8. The militia is led by a member of the Bundy family
— The occupation is being led by Ammon Bundy, 40, and two of his brothers. Bundy is the son of Nevada rancher Cliven Bundy, who made headlines in 2014 for staging a standoff with federal agents over grazing rights. "We're planning on staying here for years, absolutely," Ammon Bundy told The Oregonian. "This is not a decision we've made at the last minute . . . The facility has been the tool to do all the tyranny that has been placed upon the Hammonds."
9. Bundy said he is willing to use violence to maintain the occupation
— "The only violence that, if it comes our way, will be because government is wanting their building back, and that’s what it is," Bundy said in an interview with NBC’s "Today" show
on Monday. "We’re putting nobody in harm’s way. We are not threatening anybody. We’re 30 miles out of the closest town."
10. The Hammonds distanced themselves from the Bundys
— "Neither Ammon Bundy nor anyone within his group/organization speak for the Hammond Family," lawyer W. Alan Schroeder wrote to Harney County Sheriff Dave Ward.
11. A local representative distanced the community from the Bundys
— Rep.

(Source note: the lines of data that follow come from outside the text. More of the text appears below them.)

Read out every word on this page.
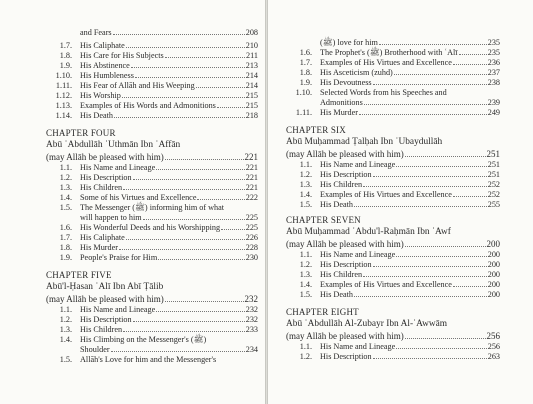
and Fears	208
1.7. His Caliphate	210
1.8. His Care for His Subjects	211
1.9. His Abstinence	213
1.10. His Humbleness	214
1.11. His Fear of Allāh and His Weeping	214
1.12. His Worship	215
1.13. Examples of His Words and Admonitions	215
1.14. His Death	218
CHAPTER FOUR
Abū ʿAbdullāh ʿUthmān Ibn ʿAffān
(may Allāh be pleased with him)	221
1.1. His Name and Lineage	221
1.2. His Description	221
1.3. His Children	221
1.4. Some of his Virtues and Excellence	222
1.5. The Messenger (ﷺ) informing him of what
will happen to him	225
1.6. His Wonderful Deeds and his Worshipping	225
1.7. His Caliphate	226
1.8. His Murder	228
1.9. People's Praise for Him	230
CHAPTER FIVE
Abū'l-Ḥasan ʿAlī Ibn Abī Ṭālib
(may Allāh be pleased with him)	232
1.1. His Name and Lineage	232
1.2. His Description	232
1.3. His Children	233
1.4. His Climbing on the Messenger's (ﷺ)
Shoulder	234
1.5. Allāh's Love for him and the Messenger's
(ﷺ) love for him	235
1.6. The Prophet's (ﷺ) Brotherhood with ʿAlī	235
1.7. Examples of His Virtues and Excellence	236
1.8. His Asceticism (zuhd)	237
1.9. His Devoutness	238
1.10. Selected Words from his Speeches and
Admonitions	239
1.11. His Murder	249
CHAPTER SIX
Abū Muḥammad Ṭalḥah Ibn ʿUbaydullāh
(may Allāh be pleased with him)	251
1.1. His Name and Lineage	251
1.2. His Description	251
1.3. His Children	252
1.4. Examples of His Virtues and Excellence	252
1.5. His Death	255
CHAPTER SEVEN
Abū Muḥammad ʿAbdu'l-Raḥmān Ibn ʿAwf
(may Allāh be pleased with him)	200
1.1. His Name and Lineage	200
1.2. His Description	200
1.3. His Children	200
1.4. Examples of His Virtues and Excellence	200
1.5. His Death	200
CHAPTER EIGHT
Abū ʿAbdullāh Al-Zubayr Ibn Al-ʿAwwām
(may Allāh be pleased with him)	256
1.1. His Name and Lineage	256
1.2. His Description	263
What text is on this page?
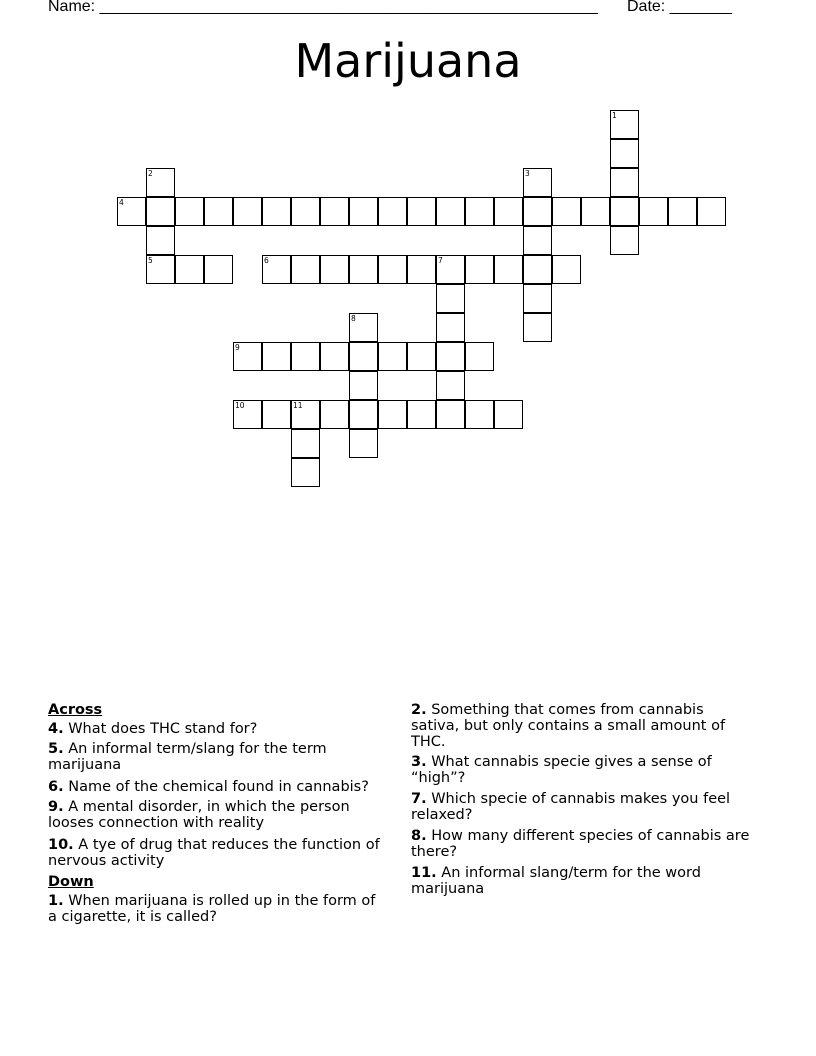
Name: ________________________________________________________ Date: _______
Marijuana
1
2	3
4
5	6	7
8
9
10	11
Across
4. What does THC stand for?
5. An informal term/slang for the term marijuana
6. Name of the chemical found in cannabis?
9. A mental disorder, in which the person looses connection with reality
10. A tye of drug that reduces the function of nervous activity
Down
1. When marijuana is rolled up in the form of a cigarette, it is called?
2. Something that comes from cannabis sativa, but only contains a small amount of THC.
3. What cannabis specie gives a sense of “high”?
7. Which specie of cannabis makes you feel relaxed?
8. How many different species of cannabis are there?
11. An informal slang/term for the word marijuana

Cliff Bentz, of the Oregon House of Representatives, condemned the occupation of the federal building, saying, "They’re trying to use the misfortune of the Hammonds to further the interests of the Bundys," according to USA Today.
12. The sheriff distanced the community from the Bundys
— Sheriff David Ward said that the occupiers were only "claiming to be part of militia groups supporting local ranchers." In reality, "these men had alternative motives to attempt to overthrow the county and federal government in hopes to spark a movement across the United States."